Edhi was born on January 1, 1928 in Gujarat, British India. His interest in social service began early when his mother would give him money to buy meals for himself as well as for a local beggar. When Edhi was eleven years old, his mother suffered a stroke that led to paralysis. She passed away when Edhi was nineteen. Edhi’s experiences caring for his mother during her illness led to his subsequent interest in developing systems to provide services for the elderly and the sick. After Partition in 1947, Edhi and his family migrated to Karachi—the capital of the newly established Pakistan. Edhi initially found work as a peddler and later became a commission agent selling cloth in Karachi’s wholesale market. A few years later, he established a free dispensary with help from the local community. As he recounted to NPR in a 2009 interview: “I saw people lying on the pavement… the flu had spread in Karachi and there was no one to treat them. So I set up benches and got medical students to volunteer. I was penniless and begged for donations on the street. And people gave. I bought this eight-by-eight room to start my work.”
This dispensary eventually grew into the Edhi Foundation. The generosity of the Pakistani people allowed Edhi to expand his work by rescuing 20,000 abandoned infants, rehabilitating 50,000 orphans, and training 40,000 nurses. Edhi Foundation run welfares centers are present all over Pakistan and provide services for abandoned women and children. Edhi served humanity without regard to identity or background. He once stated, “So many people come to me. I don’t ask them about their religion. I consider them human beings.”
Most notably, the Edhi Foundation operates the world’s largest ambulance program that regularly comes rushing into scenes of chaos. The foundation also provides operates internationally and provides humanitarian assistance when disaster strikes. For example, the foundation provided assistance when Hurricane Katrina devastated the Gulf Coast of the United States.

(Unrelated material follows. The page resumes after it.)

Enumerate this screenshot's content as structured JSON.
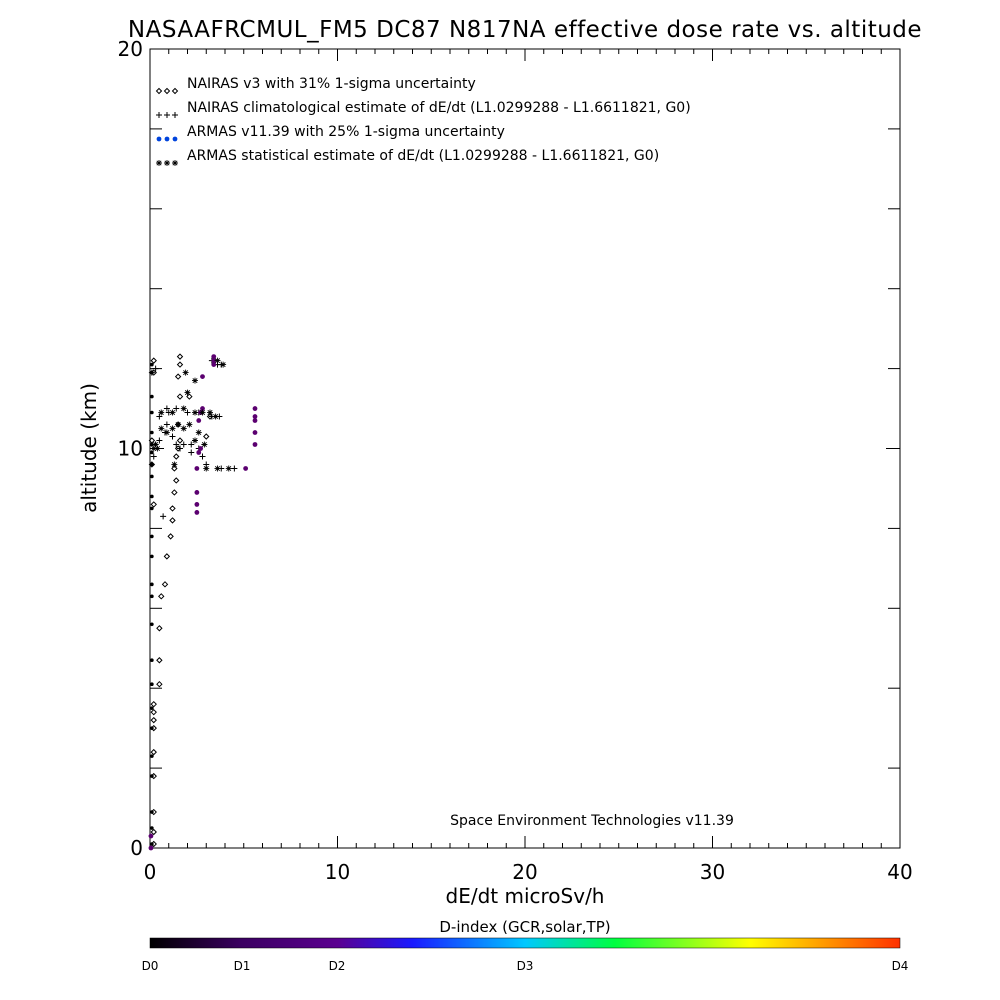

Edhi has been awarded both Pakistani as well as international awards and was nominated several times for the Nobel Prize. He became the only Pakistani without state authority to receive a State funeral. His funeral prayers were held at National Stadium in Karachi and attended by high-ranking officials of the Government of Pakistan as well as the Pakistani military. Edhi is survived by his wife of more than five decades, Bilquis, as well as by his four children, Kubra, Faisal, Ilamas and Kutub.